How the test is performed
You may be asked to wear a hospital gown or clothing without metal fasteners. You will be asked to lie on a narrow table which slides into the middle of the MRI machine. If you have a fear of confined spaces, tell your doctor before the exam. You may be prescribed a mild sedative or your doctor may recommend an “open” MRI, in which the machine is not as close the body. Small devices called coils may be placed around the head, arm or leg or other areas to be studied. These devices help send and receive the radio waves and improve the quality of the images. Certain exams require that a special dye be given before the test. The dye is usually given through an intravenous line (IV) in your hand or forearm. The contrast helps the radiologist see certain areas more clearly. During the MRI, the person who operates the machine will watch you from a room next door. Several sets of images are usually needed each taking from 2 to 15 minutes each. Depending on the areas being studied and type of equipment, the exam may take 1 hour or longer.
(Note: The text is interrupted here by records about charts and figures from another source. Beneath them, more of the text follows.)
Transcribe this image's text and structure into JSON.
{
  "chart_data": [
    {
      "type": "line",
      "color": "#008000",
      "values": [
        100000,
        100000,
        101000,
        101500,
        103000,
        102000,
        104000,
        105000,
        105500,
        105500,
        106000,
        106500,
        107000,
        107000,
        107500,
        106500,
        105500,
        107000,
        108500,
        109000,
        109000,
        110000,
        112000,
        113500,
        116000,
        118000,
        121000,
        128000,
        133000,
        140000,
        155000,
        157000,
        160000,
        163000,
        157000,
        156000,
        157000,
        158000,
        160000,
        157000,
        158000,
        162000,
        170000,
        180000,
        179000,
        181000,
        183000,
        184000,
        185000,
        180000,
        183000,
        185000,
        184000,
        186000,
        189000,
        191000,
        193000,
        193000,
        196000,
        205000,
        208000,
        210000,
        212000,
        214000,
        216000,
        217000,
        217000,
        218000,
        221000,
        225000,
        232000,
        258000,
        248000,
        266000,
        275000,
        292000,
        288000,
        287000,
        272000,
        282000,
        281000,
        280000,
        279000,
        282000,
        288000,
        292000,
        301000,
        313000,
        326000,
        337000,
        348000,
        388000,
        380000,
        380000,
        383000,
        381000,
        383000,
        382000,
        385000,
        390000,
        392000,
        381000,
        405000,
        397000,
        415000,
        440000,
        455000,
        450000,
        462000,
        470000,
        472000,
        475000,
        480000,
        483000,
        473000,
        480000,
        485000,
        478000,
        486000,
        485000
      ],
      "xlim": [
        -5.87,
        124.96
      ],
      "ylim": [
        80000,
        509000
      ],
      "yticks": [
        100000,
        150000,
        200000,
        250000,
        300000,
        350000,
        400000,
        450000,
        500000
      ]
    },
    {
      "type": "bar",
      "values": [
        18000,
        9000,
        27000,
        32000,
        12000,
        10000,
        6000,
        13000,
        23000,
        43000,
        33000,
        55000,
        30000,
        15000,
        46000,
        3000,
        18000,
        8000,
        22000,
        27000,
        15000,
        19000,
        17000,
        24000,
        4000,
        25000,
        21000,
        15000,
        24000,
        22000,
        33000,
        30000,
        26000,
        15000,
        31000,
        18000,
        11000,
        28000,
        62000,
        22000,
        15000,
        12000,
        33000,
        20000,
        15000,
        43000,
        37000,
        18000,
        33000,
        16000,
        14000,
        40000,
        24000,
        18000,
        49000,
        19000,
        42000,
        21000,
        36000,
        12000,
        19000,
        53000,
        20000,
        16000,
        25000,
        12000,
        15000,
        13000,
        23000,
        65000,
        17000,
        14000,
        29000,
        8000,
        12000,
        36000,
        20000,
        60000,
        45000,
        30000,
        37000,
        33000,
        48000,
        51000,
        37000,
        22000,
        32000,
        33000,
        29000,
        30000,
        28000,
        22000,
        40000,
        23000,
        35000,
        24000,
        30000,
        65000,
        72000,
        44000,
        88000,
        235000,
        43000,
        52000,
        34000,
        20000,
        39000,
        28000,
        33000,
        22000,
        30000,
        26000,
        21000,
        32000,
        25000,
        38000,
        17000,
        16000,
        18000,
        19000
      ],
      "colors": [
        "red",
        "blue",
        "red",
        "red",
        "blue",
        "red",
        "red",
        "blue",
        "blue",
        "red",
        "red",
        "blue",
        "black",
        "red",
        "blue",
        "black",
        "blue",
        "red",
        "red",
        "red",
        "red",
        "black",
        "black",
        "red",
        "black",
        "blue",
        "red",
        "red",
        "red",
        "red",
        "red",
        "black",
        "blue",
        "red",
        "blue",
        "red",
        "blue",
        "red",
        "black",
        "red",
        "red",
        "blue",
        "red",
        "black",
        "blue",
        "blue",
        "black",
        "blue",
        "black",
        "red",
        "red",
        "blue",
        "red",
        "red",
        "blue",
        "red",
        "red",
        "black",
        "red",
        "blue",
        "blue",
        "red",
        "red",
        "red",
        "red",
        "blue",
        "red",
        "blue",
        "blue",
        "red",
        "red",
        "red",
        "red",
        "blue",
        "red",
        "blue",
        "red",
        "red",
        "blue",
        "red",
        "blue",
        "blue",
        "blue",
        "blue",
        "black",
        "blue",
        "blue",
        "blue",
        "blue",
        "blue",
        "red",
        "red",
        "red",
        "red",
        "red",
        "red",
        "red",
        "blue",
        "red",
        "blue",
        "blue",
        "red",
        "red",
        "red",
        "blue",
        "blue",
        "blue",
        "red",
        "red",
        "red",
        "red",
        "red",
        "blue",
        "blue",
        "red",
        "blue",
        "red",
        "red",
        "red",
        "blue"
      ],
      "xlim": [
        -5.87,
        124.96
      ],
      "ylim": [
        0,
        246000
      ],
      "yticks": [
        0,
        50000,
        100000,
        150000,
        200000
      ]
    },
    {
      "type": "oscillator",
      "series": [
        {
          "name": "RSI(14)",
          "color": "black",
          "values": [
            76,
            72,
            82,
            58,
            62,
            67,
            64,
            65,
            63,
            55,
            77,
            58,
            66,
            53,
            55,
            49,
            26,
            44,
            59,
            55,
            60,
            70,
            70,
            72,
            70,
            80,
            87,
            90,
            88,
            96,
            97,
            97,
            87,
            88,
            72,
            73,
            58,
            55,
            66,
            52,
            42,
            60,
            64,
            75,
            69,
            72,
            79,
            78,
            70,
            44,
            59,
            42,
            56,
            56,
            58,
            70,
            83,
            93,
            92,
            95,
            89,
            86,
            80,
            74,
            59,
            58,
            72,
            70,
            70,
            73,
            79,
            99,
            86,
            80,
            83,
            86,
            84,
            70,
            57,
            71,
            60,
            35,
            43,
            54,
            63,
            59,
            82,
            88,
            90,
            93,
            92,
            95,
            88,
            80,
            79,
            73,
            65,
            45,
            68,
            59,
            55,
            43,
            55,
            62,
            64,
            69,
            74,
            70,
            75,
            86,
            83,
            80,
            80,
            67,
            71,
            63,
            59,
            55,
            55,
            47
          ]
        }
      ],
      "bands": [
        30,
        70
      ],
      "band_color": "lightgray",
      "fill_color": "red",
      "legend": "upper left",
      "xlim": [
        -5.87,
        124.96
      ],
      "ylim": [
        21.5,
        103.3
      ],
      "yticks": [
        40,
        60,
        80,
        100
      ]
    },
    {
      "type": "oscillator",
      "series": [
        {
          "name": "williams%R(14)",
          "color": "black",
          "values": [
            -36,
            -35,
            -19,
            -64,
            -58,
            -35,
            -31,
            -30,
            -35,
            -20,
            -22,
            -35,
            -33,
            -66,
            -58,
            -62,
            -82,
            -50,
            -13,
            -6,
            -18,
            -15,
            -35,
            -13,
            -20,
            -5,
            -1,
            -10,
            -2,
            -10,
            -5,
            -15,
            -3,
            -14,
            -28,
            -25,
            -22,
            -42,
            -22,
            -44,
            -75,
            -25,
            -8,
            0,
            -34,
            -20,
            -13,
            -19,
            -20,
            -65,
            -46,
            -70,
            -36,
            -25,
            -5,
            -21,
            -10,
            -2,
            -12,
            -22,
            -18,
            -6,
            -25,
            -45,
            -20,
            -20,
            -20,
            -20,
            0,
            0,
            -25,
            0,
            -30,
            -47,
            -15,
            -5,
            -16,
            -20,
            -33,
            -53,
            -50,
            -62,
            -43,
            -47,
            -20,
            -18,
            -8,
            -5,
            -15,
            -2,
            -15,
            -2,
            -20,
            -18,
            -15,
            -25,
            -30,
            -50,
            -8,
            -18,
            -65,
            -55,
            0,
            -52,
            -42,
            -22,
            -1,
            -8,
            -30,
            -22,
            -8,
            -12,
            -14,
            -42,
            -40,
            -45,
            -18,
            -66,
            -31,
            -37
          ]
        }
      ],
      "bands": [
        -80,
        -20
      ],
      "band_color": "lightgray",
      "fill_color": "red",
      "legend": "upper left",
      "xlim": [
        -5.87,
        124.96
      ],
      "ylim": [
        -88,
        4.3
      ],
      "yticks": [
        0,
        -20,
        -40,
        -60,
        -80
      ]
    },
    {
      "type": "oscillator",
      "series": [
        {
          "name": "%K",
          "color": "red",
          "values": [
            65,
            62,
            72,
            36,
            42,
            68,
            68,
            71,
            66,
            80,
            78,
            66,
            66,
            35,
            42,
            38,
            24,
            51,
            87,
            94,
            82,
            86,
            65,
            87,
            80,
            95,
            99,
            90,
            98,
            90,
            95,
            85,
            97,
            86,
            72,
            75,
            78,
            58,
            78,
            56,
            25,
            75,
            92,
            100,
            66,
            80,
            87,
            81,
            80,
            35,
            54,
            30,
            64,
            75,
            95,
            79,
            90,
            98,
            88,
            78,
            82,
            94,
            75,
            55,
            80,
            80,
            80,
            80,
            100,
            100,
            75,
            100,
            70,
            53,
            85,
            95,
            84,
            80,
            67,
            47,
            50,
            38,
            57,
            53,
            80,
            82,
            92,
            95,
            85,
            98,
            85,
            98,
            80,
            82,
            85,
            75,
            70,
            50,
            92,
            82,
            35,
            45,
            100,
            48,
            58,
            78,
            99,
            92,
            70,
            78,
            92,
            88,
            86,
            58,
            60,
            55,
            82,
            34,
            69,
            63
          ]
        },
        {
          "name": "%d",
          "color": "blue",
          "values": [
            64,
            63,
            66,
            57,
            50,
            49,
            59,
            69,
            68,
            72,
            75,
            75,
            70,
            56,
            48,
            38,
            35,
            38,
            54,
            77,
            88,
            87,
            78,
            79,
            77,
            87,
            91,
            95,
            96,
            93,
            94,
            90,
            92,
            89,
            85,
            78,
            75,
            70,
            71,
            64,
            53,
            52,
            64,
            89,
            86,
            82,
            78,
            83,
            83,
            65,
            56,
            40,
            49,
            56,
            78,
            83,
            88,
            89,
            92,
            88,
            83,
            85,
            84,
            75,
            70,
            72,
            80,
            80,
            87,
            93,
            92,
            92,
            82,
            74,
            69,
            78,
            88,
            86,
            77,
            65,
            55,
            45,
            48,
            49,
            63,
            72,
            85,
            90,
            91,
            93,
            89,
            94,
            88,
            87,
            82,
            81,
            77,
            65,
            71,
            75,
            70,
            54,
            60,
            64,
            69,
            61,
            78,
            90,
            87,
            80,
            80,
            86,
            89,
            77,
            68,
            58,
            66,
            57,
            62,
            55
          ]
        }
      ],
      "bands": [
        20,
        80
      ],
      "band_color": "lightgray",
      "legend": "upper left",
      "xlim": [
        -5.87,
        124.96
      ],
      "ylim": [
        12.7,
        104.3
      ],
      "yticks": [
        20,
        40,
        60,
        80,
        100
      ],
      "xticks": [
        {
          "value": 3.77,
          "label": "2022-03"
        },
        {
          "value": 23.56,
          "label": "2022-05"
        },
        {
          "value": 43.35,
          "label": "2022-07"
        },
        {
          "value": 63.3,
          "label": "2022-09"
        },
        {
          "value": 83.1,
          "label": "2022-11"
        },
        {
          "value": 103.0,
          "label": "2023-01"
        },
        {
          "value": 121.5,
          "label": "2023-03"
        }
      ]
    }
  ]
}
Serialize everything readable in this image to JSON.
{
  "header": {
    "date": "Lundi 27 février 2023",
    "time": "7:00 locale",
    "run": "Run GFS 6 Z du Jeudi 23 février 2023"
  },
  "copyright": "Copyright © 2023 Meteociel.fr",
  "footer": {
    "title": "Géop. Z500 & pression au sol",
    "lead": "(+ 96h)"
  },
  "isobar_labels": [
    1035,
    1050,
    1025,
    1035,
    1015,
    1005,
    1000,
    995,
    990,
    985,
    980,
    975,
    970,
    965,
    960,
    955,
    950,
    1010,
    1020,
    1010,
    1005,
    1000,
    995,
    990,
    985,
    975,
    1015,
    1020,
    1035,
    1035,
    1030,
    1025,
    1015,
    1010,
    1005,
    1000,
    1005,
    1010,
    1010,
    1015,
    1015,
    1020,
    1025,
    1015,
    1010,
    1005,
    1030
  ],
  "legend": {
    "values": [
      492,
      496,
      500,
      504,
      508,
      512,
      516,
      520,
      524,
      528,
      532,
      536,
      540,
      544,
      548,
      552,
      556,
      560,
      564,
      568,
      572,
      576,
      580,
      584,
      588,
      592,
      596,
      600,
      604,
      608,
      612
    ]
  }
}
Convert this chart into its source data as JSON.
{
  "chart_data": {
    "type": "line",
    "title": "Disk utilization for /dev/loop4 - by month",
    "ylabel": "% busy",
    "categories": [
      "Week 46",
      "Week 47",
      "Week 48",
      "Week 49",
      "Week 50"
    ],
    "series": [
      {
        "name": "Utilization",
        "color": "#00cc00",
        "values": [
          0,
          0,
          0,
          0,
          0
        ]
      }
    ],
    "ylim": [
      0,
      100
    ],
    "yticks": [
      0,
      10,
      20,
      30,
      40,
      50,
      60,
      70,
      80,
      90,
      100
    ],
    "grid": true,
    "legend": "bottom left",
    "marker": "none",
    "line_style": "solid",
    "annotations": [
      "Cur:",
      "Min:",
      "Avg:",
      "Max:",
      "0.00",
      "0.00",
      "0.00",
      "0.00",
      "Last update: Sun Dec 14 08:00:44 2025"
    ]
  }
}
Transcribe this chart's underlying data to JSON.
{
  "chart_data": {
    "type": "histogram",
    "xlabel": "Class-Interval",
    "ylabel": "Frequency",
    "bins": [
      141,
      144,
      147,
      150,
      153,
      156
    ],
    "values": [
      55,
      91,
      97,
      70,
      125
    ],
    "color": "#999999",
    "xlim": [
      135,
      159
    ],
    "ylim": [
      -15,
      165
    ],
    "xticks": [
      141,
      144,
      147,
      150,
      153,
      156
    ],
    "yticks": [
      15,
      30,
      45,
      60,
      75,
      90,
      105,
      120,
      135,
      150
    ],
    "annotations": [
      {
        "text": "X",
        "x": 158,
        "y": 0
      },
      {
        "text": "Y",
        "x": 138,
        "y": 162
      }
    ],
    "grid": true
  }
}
How to prepare for the test
An MRI can be performed immediately after other imaging studies. Depending on the area of interest, the patient may be asked to fast for 4-6 hours prior to the scan. Other preparations are usually not needed. The strong magnetic fields created during an MRI can interfere with certain implants, particularly pacemakers. Persons with cardiac pacemakers can not receive an MRI and should not enter an MRI area.
What are the risks
There is no ionizing radiation involved in MRI and there have been no documented significant side effects of the magnetic fields and radio waves used on the human body to date. The most common type of contrast used is gadolinium. It is very safe. Allergic reactions to the substance rarely occur. The person operating the machine will monitor your heart rate and breathing as needed.